O tema abordado pelo escritor é completamente inédito na literatura brasileira e deve ter sido motivo de certo escândalo na época da publicação do livro. A história relata a iniciação sexual do protagonista, Carlos Alberto, filho mais velho de D. Laura e Sousa Costa, um rico industrial e fazendeiro. Com medo de que seu filho iniciasse sua vida sexual em um prostíbulo, em contato com drogas e doenças, Sousa Costa resolve contratar Fräulein Elza, uma alemã de 35 anos, teoricamente para ser governanta de sua casa em Higienópolis e para ensinar alemão a seus quatro filhos, mas com a verdadeira intenção de que ela iniciasse Carlos Alberto na vida sexual.

A atitude de Sousa Costa de contratar uma profissional do amor para prestar serviços sob seu próprio teto revela alguns valores da burguesia da época. O chefe da família se comporta como os novos ricos que acham que o dinheiro pode dominar tudo, inclusive a iniciação sexual. Nesse aspecto, inclusive, o autor se mostra bastante cruel. Ficam claras suas críticas à burguesia paulistana e à sua mania de tentar ser o que não é ou de esconder o que realmente é. Isso fica evidente quando o narrador descreve Sousa Costa usando brilhantina até no bigode e D. Laura passando produto para alisar os cabelos: querem esconder que são tão mestiços quanto o resto do país.

A intenção de Sousa Costa, contudo, é fadada ao fracasso, já que Carlos não era mais virgem. O jovem tivera sua primeira experiência sexual no Ipiranga, em meio a uma festa, com uma prostituta. De qualquer modo, não fora uma iniciação completa, pois havia sido um ato automático, por pressão dos amigos.

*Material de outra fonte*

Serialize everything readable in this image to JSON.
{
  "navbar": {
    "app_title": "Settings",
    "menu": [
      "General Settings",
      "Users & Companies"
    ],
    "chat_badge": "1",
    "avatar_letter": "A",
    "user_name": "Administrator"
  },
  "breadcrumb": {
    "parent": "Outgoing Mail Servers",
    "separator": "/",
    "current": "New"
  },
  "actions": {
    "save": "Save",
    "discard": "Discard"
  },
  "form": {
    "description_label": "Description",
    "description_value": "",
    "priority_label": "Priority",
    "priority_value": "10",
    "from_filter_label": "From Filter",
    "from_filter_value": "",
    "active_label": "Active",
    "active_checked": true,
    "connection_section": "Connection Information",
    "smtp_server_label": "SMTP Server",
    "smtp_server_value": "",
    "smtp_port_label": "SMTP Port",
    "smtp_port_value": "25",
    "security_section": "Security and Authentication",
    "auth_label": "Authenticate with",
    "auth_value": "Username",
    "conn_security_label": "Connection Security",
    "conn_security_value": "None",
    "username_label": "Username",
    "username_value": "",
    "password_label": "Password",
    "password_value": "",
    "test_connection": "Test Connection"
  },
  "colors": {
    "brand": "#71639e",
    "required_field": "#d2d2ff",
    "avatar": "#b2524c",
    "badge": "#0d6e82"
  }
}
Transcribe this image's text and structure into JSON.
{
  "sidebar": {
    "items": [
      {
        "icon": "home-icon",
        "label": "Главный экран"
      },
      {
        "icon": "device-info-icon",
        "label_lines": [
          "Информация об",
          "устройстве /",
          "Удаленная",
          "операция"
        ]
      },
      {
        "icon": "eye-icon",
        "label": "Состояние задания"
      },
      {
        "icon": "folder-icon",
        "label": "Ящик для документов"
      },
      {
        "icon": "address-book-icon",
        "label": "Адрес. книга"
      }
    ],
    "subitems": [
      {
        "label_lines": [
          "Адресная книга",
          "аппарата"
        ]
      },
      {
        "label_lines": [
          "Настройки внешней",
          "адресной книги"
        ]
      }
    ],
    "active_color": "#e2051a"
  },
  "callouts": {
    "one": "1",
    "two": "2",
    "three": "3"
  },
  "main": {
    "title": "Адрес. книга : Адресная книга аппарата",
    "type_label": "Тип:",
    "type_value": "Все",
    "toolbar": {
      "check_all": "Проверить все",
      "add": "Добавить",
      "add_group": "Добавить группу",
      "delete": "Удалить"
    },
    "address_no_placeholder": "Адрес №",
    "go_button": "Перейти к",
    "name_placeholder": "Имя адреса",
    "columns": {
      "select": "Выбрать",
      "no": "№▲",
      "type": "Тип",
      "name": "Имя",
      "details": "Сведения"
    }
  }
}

Carlos precisava ser educado. Constantemente, ao brincar com suas três irmãs mais novas, acabava, sem querer, machucando-as (há também aqui uma conotação freudiana). O protagonista fere porque não sabe controlar sua força; é um desajeitado. Nesse ponto sua iniciação será importante, pois servirá para domar seus impulsos, sua energia, sua afetividade.

Fräulein, que em alemão significa “senhorita” ou “professora”, realiza seu serviço com dignidade, não enxergando nele qualquer relação com a prostituição. Para ela é uma missão! Aceita a tarefa porque acredita que as pessoas precisam ser educadas e treinadas também para o amor. Esse disfarce meio hipócrita de Fräulein Elza, que na aparência é uma governanta mas na realidade é uma iniciadora do amor, revela toda a complexidade em que está mergulhada a sexualidade humana.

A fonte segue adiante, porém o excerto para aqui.